# Binary Encoding

On Wednesday, I prematurely aborted the discussion of coding. I’ve gotten a couple of emails on this now, the one most recent from Richard.

To remind you, we had a four-symbol code, consisting of H, A, L, and _. If these symbols were equally distributed, we the number of bits required is 2. We know this because the probability of each character is .25. So the number of bits required is

H = – ( .25 log2 .25 +
.25 log2 .25 +
.25 log2 .25 +
.25 log2 .25 )

or 2.

It’s pretty easy to figure out how to code it into 2 bits:

H – 00
A – 01
L – 10
_ – 11

But, it is not true that (for example) in an English text the probability of E and Z occurring in a string is equal. E appears much more frequently. So, let’s say we observed a pattern that looked like

HAHHHLA_HHAHH_HALH_AHHH_HAHLHAHALH_HALAH

In practice, of course, you would want to have a lot more to go on, but let’s say this was enough to assume it was representative of the language. In this case, of 40 total characters, 20 are H, 10 are A, 5 are L, and 5 are _. Now, our probabilities are different, and so the number of bits required are also different:

H = – ( .5 log2 .5 +
.25 log2 .25 +
.125 log2 .125 +
.125 log2 .125 )

Which ends up as 1.75 bits. How do you fit four symbols into 1.75 bits? Well, the trick is that a message fits in–on average–1.75 bits per character. That means that at least one character needs to fit into a single bit. In our case, the bit we would choose is clear: the H. H appears far more frequently than the other characters, and so it can be compressed more.

H 0
A 01
L 001
_ 0001

The problem here is that if H is 0 it can’t be a part of A. Otherwise, try to decode this:

0010001

It could be decoded in a few ways:

HAHHA
LHA
etc.

And that is no good at all.

H 0
A 10
L 110
_ 111

So to encode HAH_LAH you would end up with

0100111110100

You will see that when you chain these together (and you know where to start), you have only a single way of decoding.

Consider that chain.

We start with a 0 which can only be an H. It can’t be anything else, because H is the only character to start with a 0.

So we have H.

The second bit is a 1. Actually, this could be A, L, or _, so we’ll keep going.

The third bit is a 0, meaning we are up to 10. There is only one character that starts 10, so we know it is an A. We have HA, so far.

The fourth bit is a 0. Again, only an H starts with a 0, so we now have HAH.

The fifth bit is a 1. There are still three possible characters that start with a 1 bit: A, L or _. So we need to look at the next one.

The sixth bit is a 1. There are two possible characters that start with 11: L and _. So we need to go to yet another bit to figure it out.

The seventh bit is 1. So we have 111 and _ is the only possibility.

You get the idea.

Another way to think about the code is as a binary tree:

0 /\ 1
/  \
H  0 /\ 1
/  \
A  0 /\ 1
/  \
L     _

This idea most directly important to schemes for efficiently encoding data; but it turns out that encoding data, as we have been reading, may have importance beyond digital computing machines and communication systems. It may be the stuff that the universe and life is made of.

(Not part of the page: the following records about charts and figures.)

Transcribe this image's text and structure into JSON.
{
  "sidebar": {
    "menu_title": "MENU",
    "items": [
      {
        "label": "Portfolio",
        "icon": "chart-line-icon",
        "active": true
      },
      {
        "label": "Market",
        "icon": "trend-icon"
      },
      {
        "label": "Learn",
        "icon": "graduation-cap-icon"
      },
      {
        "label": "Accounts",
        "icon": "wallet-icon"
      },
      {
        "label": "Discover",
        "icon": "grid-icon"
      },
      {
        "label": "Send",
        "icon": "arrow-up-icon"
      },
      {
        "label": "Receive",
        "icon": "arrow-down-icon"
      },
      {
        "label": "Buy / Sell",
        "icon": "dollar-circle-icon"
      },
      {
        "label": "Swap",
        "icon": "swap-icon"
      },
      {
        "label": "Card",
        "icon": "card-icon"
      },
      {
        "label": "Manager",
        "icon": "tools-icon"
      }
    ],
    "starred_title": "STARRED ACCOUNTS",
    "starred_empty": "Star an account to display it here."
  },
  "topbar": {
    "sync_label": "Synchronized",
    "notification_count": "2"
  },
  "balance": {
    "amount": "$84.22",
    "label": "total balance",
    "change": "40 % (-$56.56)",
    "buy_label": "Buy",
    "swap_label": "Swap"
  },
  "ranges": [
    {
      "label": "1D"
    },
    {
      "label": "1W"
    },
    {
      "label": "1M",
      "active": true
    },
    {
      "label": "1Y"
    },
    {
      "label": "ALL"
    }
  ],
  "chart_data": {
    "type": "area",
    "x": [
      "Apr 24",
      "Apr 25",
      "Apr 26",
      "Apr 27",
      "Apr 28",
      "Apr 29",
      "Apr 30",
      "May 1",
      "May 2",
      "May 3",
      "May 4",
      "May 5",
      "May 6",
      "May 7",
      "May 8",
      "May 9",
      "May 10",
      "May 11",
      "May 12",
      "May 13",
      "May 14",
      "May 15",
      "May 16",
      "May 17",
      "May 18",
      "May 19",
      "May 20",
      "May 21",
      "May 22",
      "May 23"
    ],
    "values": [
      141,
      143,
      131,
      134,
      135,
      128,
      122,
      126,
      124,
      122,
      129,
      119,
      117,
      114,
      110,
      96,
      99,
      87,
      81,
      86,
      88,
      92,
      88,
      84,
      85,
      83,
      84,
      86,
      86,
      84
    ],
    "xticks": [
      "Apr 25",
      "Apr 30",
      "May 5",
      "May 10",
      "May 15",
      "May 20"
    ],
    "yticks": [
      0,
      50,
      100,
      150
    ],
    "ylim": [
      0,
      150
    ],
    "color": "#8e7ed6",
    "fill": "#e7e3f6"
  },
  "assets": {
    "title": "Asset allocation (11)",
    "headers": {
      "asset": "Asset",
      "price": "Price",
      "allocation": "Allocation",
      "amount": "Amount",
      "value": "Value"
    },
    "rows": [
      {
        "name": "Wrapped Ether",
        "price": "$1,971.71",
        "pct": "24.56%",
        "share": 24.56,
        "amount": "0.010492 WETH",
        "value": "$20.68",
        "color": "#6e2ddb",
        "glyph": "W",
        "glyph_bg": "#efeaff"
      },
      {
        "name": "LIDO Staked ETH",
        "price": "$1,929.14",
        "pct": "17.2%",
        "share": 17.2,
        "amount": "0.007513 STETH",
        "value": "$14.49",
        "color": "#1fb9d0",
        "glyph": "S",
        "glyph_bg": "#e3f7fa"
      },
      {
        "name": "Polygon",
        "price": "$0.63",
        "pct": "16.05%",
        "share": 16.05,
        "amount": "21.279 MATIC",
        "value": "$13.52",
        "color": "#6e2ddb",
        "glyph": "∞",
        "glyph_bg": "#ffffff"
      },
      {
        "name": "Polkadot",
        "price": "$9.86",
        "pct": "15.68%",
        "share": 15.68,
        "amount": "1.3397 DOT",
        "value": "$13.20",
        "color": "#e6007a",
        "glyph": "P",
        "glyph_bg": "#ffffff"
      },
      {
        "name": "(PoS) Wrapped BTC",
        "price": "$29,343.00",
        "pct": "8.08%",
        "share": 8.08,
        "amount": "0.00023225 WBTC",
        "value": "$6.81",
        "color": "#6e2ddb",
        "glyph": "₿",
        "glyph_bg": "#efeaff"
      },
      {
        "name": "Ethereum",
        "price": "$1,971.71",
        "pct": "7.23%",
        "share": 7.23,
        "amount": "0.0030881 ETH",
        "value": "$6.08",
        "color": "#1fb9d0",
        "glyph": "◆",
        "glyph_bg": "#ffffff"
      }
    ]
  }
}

The next step, which we did not get to, is to look at larger patterns. If we can save a quarter-bit by looking at single letters, what if we go to pairs? Q is followed by U far more often than by any other character. Therefore, the amount of information required to encode the pair is reduced. We can find similar regularities in bunches of 3, 4, 5, and 5000 characters (though we have diminishing returns for encoding).

Remember, Morse’s original idea was to encode whole messages to a particular number. This would be far more efficient than Morse code, and was a coding scheme used by the ancient Greeks (among others). He then thought about a dictionary, with a number for each word in the dictionary. This too would be a more efficient coding, though it would require more work on either side to encode/decode.

Finally, I was ambitious and hoped that we would get to talk a bit about finite state machines. The tree graph above shows how it would be easy to create a simple finite state machine to decode the string of 1s and 0s and form a message. Unfortunately, some portion of the class required time to grok. I do encourage you to work through some of these issues on your own, and for those who are reading from the Com Theory class, we’ll go beyond this a bit to talk about evolutionary models of finite state machines.